Me dijo que se había enamorado de mí. Yo le quería mucho. Al principio de estar juntos oí hablar a nuestros amigos de su novia. Le pregunté si tenía novia. Me dijo que no. Yo le creí. Me hubiera hecho demasiado daño reconocer que jugaba conmigo. Él quiso que nos acostáramos enseguida. Para mí era impensable. Dios tenía que bendecir nuestra unión con el matrimonio para que acostarnos tuviera sentido para mí. Con el tiempo me dí cuenta de que su vida era con su novia y no conmigo. Pero me dolía tanto que me vendé los ojos. Pensé que nunca más en mi vida podría amar a otro hombre, así que ante Dios decidí que haría el amor con él, el único hombre que querría en toda mi vida. Y la primera vez me quedé embarazada. Los métodos anticonceptivos no tenían ninguna importancia para mí. Lo único que contaba era el amor que le tenía.
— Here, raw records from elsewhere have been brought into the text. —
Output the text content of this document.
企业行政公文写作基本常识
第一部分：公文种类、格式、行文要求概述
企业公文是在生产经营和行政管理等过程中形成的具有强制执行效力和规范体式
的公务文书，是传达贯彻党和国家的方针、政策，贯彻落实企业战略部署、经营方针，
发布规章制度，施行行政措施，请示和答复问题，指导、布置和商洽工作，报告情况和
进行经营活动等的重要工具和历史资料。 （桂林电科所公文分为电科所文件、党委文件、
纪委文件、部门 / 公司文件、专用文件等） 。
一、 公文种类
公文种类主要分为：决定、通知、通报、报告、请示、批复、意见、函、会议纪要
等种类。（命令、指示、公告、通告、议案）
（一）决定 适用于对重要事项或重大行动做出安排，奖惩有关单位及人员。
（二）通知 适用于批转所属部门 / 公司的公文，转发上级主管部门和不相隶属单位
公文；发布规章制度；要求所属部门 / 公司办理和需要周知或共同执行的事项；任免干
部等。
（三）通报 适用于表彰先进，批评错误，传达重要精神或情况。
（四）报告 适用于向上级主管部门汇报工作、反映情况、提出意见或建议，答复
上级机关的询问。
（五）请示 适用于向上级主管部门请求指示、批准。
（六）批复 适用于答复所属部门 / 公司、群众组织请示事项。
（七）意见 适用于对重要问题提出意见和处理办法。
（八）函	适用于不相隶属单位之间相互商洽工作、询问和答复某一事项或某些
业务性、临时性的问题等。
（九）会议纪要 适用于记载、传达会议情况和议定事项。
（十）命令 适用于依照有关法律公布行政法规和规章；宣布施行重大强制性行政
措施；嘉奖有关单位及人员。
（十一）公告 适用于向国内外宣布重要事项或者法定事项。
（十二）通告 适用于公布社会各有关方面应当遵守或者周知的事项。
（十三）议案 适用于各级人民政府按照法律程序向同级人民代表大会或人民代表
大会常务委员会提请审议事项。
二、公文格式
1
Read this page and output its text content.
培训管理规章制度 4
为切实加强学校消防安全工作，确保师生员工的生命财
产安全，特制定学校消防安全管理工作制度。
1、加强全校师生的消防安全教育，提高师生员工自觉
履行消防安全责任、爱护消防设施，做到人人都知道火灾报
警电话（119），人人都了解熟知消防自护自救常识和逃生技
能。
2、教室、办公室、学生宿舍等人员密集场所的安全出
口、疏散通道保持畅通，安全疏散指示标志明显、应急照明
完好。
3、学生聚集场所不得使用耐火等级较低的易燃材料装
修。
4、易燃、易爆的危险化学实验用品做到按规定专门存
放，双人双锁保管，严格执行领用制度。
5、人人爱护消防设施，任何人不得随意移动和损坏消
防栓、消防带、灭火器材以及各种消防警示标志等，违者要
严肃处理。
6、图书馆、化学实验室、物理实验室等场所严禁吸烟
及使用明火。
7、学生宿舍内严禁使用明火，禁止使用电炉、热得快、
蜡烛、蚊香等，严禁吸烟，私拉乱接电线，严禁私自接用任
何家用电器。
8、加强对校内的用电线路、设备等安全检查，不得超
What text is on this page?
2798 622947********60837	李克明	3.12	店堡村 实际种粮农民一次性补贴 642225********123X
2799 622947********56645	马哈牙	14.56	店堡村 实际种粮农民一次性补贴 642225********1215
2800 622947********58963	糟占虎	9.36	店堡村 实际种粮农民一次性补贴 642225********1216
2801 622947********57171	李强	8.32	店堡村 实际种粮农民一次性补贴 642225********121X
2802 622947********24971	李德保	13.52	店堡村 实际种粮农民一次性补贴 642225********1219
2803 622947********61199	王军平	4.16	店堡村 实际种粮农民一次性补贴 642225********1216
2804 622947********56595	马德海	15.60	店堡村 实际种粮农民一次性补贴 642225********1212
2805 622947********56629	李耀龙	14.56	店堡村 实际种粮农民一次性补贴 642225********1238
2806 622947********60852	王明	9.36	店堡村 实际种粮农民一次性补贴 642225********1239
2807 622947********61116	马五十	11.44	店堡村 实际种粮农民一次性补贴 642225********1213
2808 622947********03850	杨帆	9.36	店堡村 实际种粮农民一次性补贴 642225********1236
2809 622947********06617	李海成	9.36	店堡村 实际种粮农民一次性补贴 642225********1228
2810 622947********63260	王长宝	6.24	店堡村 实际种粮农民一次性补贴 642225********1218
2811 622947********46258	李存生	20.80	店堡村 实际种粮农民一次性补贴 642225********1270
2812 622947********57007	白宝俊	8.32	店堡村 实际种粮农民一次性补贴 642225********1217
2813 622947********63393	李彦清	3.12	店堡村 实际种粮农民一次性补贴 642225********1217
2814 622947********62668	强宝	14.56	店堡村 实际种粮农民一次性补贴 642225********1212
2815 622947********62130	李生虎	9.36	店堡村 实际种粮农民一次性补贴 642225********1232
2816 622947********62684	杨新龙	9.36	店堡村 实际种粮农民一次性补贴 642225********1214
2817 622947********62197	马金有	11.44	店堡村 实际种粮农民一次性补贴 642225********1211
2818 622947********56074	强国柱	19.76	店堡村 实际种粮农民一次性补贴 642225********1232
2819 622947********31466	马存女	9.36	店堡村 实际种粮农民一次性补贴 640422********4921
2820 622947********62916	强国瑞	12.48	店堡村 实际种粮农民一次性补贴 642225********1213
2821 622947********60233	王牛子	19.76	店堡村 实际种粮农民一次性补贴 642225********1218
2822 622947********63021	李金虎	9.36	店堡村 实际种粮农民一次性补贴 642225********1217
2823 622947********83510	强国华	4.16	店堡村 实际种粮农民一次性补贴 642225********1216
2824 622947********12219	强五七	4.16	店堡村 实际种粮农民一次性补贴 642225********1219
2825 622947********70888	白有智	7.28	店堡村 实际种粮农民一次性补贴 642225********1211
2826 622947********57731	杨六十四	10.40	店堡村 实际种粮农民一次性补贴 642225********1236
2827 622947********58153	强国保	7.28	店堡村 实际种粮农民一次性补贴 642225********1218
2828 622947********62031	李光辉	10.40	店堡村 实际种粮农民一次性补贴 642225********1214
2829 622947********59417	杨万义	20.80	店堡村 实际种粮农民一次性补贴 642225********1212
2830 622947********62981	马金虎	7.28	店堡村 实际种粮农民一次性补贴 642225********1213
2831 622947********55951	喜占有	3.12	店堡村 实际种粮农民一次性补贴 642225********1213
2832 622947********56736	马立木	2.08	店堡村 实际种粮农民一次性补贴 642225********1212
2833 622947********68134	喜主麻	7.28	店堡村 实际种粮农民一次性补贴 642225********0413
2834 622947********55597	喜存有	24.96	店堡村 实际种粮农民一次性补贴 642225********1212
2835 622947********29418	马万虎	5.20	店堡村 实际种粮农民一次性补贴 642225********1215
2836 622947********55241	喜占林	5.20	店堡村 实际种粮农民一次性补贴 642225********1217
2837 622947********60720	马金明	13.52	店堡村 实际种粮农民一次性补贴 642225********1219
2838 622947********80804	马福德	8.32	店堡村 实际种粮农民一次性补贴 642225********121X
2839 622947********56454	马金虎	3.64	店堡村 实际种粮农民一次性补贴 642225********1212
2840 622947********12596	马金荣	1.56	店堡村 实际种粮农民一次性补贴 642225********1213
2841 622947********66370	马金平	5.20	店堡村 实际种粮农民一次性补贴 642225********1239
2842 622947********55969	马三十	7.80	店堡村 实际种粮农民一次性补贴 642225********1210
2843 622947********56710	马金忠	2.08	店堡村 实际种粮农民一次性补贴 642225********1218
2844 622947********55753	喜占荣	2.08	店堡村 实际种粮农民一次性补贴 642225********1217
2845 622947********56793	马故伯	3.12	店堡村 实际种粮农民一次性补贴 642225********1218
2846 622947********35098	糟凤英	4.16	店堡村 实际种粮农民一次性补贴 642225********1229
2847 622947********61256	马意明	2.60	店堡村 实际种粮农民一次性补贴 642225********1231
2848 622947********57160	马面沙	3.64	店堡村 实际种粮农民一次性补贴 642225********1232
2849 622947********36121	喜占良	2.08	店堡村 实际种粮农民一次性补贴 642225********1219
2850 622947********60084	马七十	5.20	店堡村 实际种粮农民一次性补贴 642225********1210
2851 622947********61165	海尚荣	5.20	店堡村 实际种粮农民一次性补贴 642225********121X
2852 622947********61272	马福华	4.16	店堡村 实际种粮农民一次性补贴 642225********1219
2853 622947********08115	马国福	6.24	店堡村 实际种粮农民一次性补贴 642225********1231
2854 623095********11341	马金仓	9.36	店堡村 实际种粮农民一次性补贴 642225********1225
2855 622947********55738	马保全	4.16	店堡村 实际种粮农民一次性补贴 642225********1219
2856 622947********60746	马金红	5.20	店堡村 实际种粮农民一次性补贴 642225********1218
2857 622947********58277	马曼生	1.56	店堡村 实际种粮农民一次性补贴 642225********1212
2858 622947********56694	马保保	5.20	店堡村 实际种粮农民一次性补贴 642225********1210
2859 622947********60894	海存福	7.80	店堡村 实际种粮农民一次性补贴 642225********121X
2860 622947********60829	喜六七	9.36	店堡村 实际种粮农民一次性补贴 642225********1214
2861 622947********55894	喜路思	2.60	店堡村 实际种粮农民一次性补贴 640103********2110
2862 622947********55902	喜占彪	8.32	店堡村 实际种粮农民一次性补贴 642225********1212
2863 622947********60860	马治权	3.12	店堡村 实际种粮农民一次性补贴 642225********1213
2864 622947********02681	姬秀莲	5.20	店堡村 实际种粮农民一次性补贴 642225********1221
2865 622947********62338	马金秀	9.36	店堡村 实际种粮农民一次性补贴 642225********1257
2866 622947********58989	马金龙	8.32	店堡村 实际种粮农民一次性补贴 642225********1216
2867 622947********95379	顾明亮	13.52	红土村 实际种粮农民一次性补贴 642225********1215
Pensé que si me quedaba embarazada, aunque me daba vértigo, sería al menos un regalo de él que guardaría toda la vida: un hijo. Que a través de este hijo le podría querer a él también.

Él dijo que lo mejor era abortar. Yo no quería, mi corazón, mi instinto, Dios, la Virgen… todo me decía que abortar no era una opción posible. Le propuse todo para no abortar. Lo tendría yo sola, no le pedía ninguna responsabilidad, lo podría ver cuando quisiera. Me daba mucho miedo tenerlo sola, pero sentía fuerzas enormes que me empujaban hacia adelante. Sabía que me las arreglaría como fuera, que mi hijo estaría bien. Pero él no quería. Y empecé a pensar... y ahí empecé a morirme. Me dije que quién era yo para obligarle a tener un hijo. Y dije que sí, que abortaría. Le dí más importancia a lo que él quería que a mi propio hijo, que a mí misma, que a Dios, que a la Virgen, que a todo. Yo estaba tan ciega que confié en él.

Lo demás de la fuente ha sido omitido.